Role of Stress in Heart Disease Varies by Gender

New research suggests we still have a lot to learn on the way mental stress influences heart disease.

The study, published in the Journal of the American College of Cardiology, was a part of a larger review on the impact of escitalopram (Lexapro) on heart disease induced by mental stress.

Duke Heart Center researchers discovered that among men and women diagnosed and being treated for heart disease, mental stress elicits different cardiovascular, and psychological reactions.

Investigators examined 56 women and 254 men diagnosed with heart disease.

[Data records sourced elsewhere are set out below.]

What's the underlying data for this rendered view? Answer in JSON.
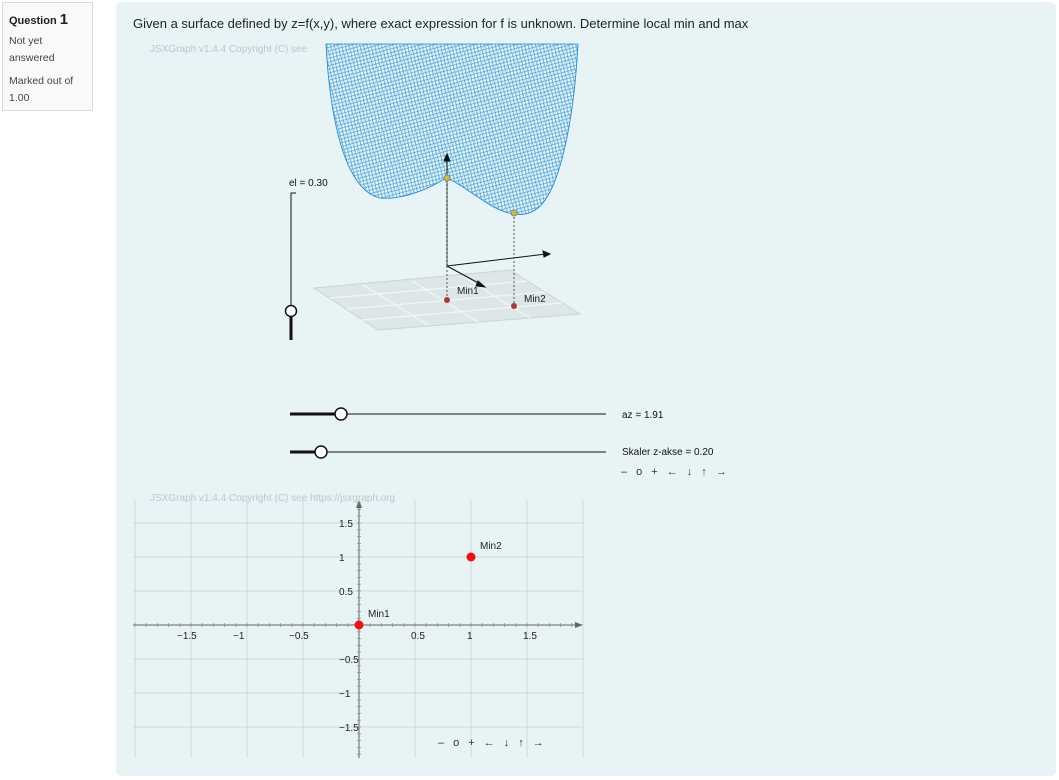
{
  "question": {
    "label": "Question",
    "number": "1",
    "state": "Not yet answered",
    "grade": "Marked out of 1.00",
    "text": "Given a surface defined by z=f(x,y), where exact expression for f is unknown. Determine local min and max"
  },
  "board3d": {
    "copyright": "JSXGraph v1.4.4 Copyright (C) see",
    "el_label": "el = 0.30",
    "point_labels": [
      "Min1",
      "Min2"
    ],
    "az_label": "az = 1.91",
    "scale_label": "Skaler z-akse = 0.20",
    "nav": [
      "–",
      "o",
      "+",
      "←",
      "↓",
      "↑",
      "→"
    ]
  },
  "board2d": {
    "copyright": "JSXGraph v1.4.4 Copyright (C) see https://jsxgraph.org",
    "x_ticks": [
      "-1.5",
      "-1",
      "-0.5",
      "0.5",
      "1",
      "1.5"
    ],
    "y_ticks": [
      "1.5",
      "1",
      "0.5",
      "-0.5",
      "-1",
      "-1.5"
    ],
    "points": [
      {
        "name": "Min1",
        "x": 0,
        "y": 0
      },
      {
        "name": "Min2",
        "x": 1,
        "y": 1
      }
    ],
    "nav": [
      "–",
      "o",
      "+",
      "←",
      "↓",
      "↑",
      "→"
    ]
  },
  "colors": {
    "surface": "#1f8fd0",
    "point": "#ee1111",
    "background": "#e7f3f5"
  }
}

After undergoing baseline testing, participants carried out three mentally stressful tasks — a mental arithmetic test, a mirror tracing test, and an anger recall test — followed by a treadmill exercise test.

Researchers used echocardiography to study changes in the heart during mental stress tasks and rest periods between tests. Evaluators also took blood samples, and measured blood pressure and heart rate.

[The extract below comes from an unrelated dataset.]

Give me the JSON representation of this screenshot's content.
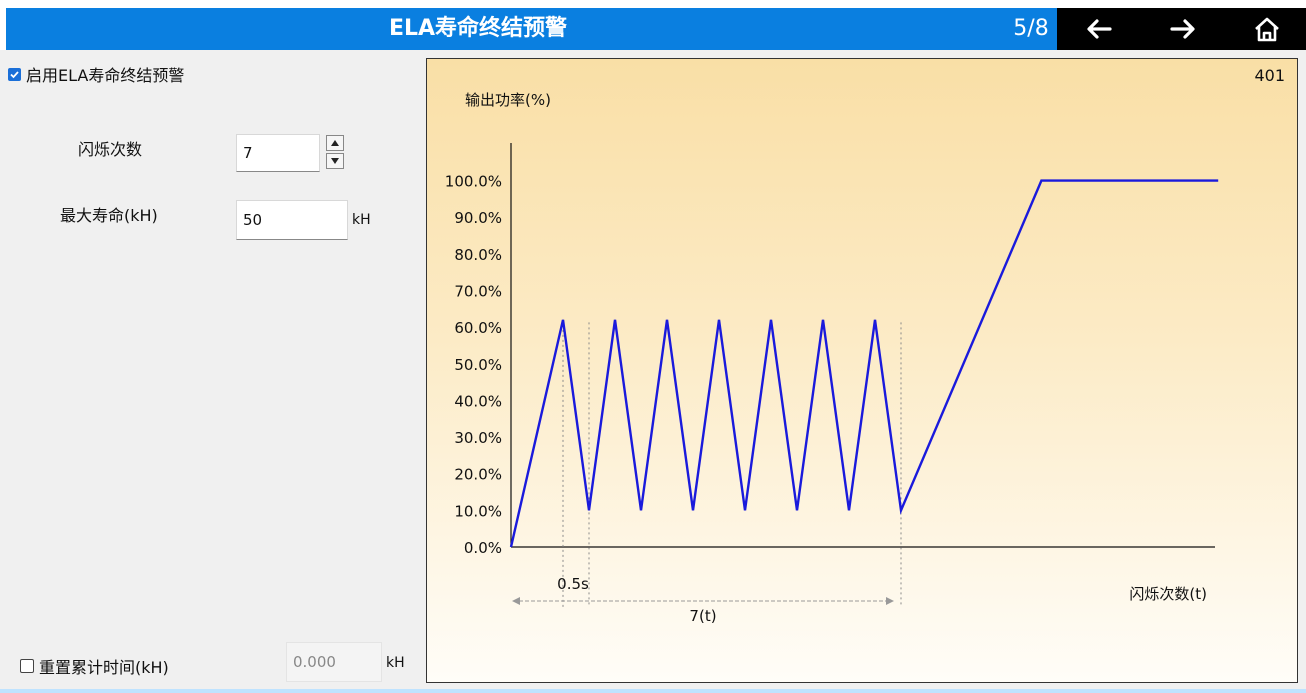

The investigators found that while men had more changes in blood pressure and heart rate in response to the mental stress, more women experienced myocardial ischemia, or decreased blood flow to the heart.

Women also experienced increased platelet aggregation, which is the start of the formation of blood clots, more than men.

The women compared with men also expressed a greater increase in negative emotions and a greater decrease in positive emotions during the mental stress tests.

“The relationship between mental stress and cardiovascular disease is well-known,” said the study lead author Zainab Samad, M.D., M.H.S., assistant professor of medicine at Duke University Medical Center in┬áNorth Carolina.

“This study revealed that mental stress affects the cardiovascular health of men and women differently. We need to recognize this difference when evaluating and treating patients for cardiovascular disease.”

“At this point, further studies are needed to test the association of sex differences in the heart’s responses to mental stress and long term outcomes,” Samad said.

Investigators believe the study demonstrates the need for a better understanding of the way mental stress can influence biological changes among genders.

“This study also underscores the inadequacy of available risk prediction tools, which currently fail to measure an entire facet of risk, i.e. the impact of negative physiological responses to psychological stress in both sexes, and especially so among women.”